Two weeks ago, Bank of England governor Mark Carney alongside governor of the Banque de France, François Villeroy de Galhau, penned a joint open letter warning the global financial sector that meeting the Paris targets required a "massive reallocation of capital" and that companies failing to transition to a low carbon economy "will fail to exist."

Elsewhere, the survey highlighted rapid changes in investor sentiment over the past year, with only 12 percent of fund managers indicating they do not have a policy to engage oil companies on climate change, down sharply from 41 percent in a similar survey last year.

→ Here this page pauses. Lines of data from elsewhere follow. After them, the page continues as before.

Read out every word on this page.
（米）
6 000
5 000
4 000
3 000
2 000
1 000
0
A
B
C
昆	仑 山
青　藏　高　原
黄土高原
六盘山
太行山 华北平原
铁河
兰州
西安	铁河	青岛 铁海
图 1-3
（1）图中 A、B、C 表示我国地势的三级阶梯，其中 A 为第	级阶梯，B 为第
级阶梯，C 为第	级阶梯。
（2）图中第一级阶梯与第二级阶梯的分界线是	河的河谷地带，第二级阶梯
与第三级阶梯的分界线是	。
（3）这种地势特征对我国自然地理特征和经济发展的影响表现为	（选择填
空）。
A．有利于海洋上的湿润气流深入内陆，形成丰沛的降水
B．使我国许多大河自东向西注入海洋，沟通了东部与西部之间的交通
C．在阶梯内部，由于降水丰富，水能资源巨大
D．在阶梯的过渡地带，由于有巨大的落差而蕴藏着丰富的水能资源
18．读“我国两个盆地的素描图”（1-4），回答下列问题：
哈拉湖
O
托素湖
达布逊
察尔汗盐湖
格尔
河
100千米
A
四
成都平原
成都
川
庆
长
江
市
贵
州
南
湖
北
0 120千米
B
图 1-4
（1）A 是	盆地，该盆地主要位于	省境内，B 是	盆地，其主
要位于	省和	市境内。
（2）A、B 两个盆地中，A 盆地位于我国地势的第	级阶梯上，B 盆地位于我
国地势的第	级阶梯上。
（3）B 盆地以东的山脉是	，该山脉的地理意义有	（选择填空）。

However, while investors are taking a more proactive stance in their efforts to force high carbon companies to mitigate climate risks only 18 percent have set deadlines for oil companies to take action, and 57 percent have not yet decided what action to take if oil companies fail to meet their demands, the survey found.

Moreover, the poll suggests many fund managers are struggling to keep up with rapidly growing demand for fossil fuel-free investment strategies. This year 80 percent said client interest in low carbon investments had grown in the last 12 months, compared to 71 percent last year and 54 percent in 2017.

However, respondents reported only slight growth in the proportion of low carbon funds on offer, according to UKSIF.

Tim Manuel, head of responsible investment at Aon UK, welcomed the survey findings, which he said showed asset owners were increasingly prepared to hold fund managers to account for their action or inaction on climate risk.

"Fossil fuel companies can play an important and positive role in the transition to a low carbon economy, and it is vital that investors use their voice to highlight the importance of this issue, and to support companies' efforts to evolve their business models to meet the challenge," he said. "Asset owners can benefit by setting clear goals and deadlines for how they expect fund managers to engage with companies, and for the circumstances where exclusions should apply."

As investors and fund managers begin to cool towards the oil companies that for so long have been a keystone of their investment strategies, high carbon industries can expect pressure on them to develop credible decarbonization strategies to ratchet up still further.